Most researchers consider acid-containing soft drinks and beverages as primary culprits in the growing incidence of dental erosion.8,9,14,15,20-22 Over the past several decades, serving sizes in the US have increased dramatically.8,23 The average drink size, in the 1950’s, was slightly less than seven (7) fluid (fl.) ounces (207 mL). By the 1960’s, this average serving size had increased to twelve (12) fl. ounces (355 mL), and by the late 1990’s had increased still further to twenty (20) fl. ounces (532 mL). (Figure 7) In many restaurants, the largest sizes that are sold often contain 42-44 fl. ounces (1,242-1,301 mL), and free refills are commonly available.(ref) Between 56% and 85% of children at school have been reported to consume at least one (1) soft drink daily, with 20% consuming an average of four (4) or more servings every day.8,24
In the US, current caloric intake has been shown to be up to about 4,000 calories per day per person. Approximately 25% of this caloric consumption is in the form of sugar sweetened beverages or, at the very least, added sugars to the diet. A study by Credit Suisse compared the gross domestic product of various nations versus their annual consumption of sugar-sweetened beverages.25 As shown in Figure 8, the US is well above other countries in this assessment, which indicates a very high risk for dental erosion in this country, due to the low pH and high acid levels in sugar sweetened beverages.

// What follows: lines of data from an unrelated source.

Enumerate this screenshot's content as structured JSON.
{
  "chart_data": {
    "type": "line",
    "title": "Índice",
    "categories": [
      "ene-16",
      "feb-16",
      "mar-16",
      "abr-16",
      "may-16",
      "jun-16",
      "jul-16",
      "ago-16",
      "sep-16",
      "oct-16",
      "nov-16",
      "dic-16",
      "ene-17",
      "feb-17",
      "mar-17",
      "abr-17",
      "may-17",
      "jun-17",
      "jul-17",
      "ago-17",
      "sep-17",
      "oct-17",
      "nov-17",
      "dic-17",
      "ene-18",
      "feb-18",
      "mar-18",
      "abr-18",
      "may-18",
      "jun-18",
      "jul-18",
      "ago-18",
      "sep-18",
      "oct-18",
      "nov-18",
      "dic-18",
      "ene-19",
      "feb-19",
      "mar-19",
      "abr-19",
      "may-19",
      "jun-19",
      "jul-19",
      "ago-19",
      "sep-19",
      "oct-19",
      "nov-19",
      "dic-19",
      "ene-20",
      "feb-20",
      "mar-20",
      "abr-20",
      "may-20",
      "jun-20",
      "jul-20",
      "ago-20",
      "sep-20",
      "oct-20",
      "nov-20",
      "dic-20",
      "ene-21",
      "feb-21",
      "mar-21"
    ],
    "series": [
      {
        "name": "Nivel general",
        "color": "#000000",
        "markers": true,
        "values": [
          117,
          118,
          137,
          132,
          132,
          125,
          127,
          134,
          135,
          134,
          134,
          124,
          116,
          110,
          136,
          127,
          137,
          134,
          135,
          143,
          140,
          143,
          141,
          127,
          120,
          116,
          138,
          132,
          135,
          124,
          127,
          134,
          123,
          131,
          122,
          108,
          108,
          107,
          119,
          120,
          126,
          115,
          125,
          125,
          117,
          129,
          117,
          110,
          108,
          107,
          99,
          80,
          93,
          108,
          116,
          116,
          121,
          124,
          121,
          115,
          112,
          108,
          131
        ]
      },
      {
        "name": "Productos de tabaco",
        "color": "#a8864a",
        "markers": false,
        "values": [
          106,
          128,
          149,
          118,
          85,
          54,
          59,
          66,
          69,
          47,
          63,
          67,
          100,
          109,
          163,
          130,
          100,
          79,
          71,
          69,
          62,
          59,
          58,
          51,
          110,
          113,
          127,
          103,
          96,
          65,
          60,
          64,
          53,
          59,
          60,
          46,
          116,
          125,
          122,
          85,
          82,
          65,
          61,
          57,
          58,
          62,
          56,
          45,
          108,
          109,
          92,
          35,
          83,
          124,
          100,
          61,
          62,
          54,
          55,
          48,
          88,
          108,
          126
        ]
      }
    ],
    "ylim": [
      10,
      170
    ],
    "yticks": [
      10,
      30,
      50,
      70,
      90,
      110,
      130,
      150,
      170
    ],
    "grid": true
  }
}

In the US, the average person consumes over 40 gallons (151 L) of sugar sweetened beverages per year.25,26 It is no surprise that the US has obesity problems, caries problems, and other related side effects.

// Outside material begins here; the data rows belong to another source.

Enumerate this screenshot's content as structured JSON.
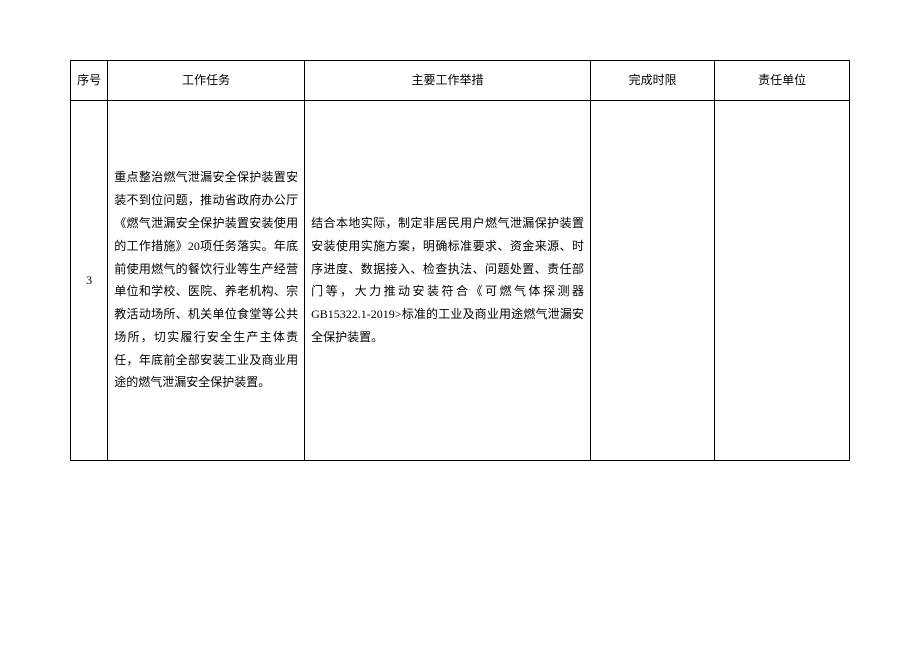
{
  "table": {
    "headers": {
      "seq": "序号",
      "task": "工作任务",
      "measure": "主要工作举措",
      "deadline": "完成时限",
      "unit": "责任单位"
    },
    "row": {
      "seq": "3",
      "task": "重点整治燃气泄漏安全保护装置安装不到位问题，推动省政府办公厅《燃气泄漏安全保护装置安装使用的工作措施》20项任务落实。年底前使用燃气的餐饮行业等生产经营单位和学校、医院、养老机构、宗教活动场所、机关单位食堂等公共场所，切实履行安全生产主体责任，年底前全部安装工业及商业用途的燃气泄漏安全保护装置。",
      "measure": "结合本地实际，制定非居民用户燃气泄漏保护装置安装使用实施方案，明确标准要求、资金来源、时序进度、数据接入、检查执法、问题处置、责任部门等，大力推动安装符合《可燃气体探测器GB15322.1-2019>标准的工业及商业用途燃气泄漏安全保护装置。",
      "deadline": "",
      "unit": ""
    }
  }
}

The severity of erosive acid attacks depends on multiple factors, such as the pH (Table 2), the titratable acidity and the buffering capacity of both the beverage, or food, and the saliva of the individual ingesting the beverage. Another primary factor is the contact time of the acid on the teeth. The longer the teeth are subject to an erosive acid challenge, the more likely they will be to undergo erosive changes.
In addition, all acids are not alike with regard to their erosive potential. Studies have shown that citric and lactic acids have a higher erosive potential than acetic, maleic, phosphoric and tartaric acids, although all of these dietary acids have some degree of erosive potential. When included in products containing other ingredients, such as calcium, phosphate and/or fluoride, the erosive potential of an acid can be significantly decreased. For example, acidic beverages, when supplemented with calcium, phosphate and fluoride, have been shown to have a reduced erosive potential compared to controls.27 In addition, yogurt, which has a relatively low pH, has little erosive potential due to its high calcium and phosphate content.28
Consumption of a single acidic beverage and drinking it normally has little impact on dental erosion. Although the pH of saliva does drop while drinking it, the saliva will generally provide sufficient buffering to quickly re-establish a neutral pH. If people swish their drinks, or if they sip these beverages over long periods of time, there is a much higher likelihood of having problems. One way to help minimize the potential for prolonged contact of acidic beverages with the teeth is to drink through a straw, as this may help to minimize contact with the teeth.29
|Coffee and milk||5.3|
|Orange Juice (Minute Maid)||2.64|
|Reference: Battery Acid||1.0|
While there is growing awareness of dietary issues related to the high consumption of soft drinks, particularly among school aged children, the issue of dental erosion is not limited to consumption of only these beverages. Equally challenging to the enamel surface is excess exposure to fruits, acid containing vegetables, fruit juices, wine, and other dietary foods and beverages that are otherwise considered healthy alternatives to soft drinks. It is difficult to protect against an increasing erosive challenge, no matter what kind of diet is consumed.28,29,31-35
One of the driving factors for dental erosion is the duration of contact between dietary acids and the teeth. As a result, there is some perception that high viscosity drinks may be more erosive than those with lower viscosity, due to their tendency to be retained in the mouth for longer periods of time. Recent in vitro studies, however, have suggested that the opposite might be true,34,35 possibly a result of the ingredients that enhance viscosity actually being able to slow the release of acids from the beverage, thus causing less damage. This area of research will be interesting to watch, as it will take more robust models and clinical trials to confirm whether increased viscosity enhances erosion, or helps to prevent it.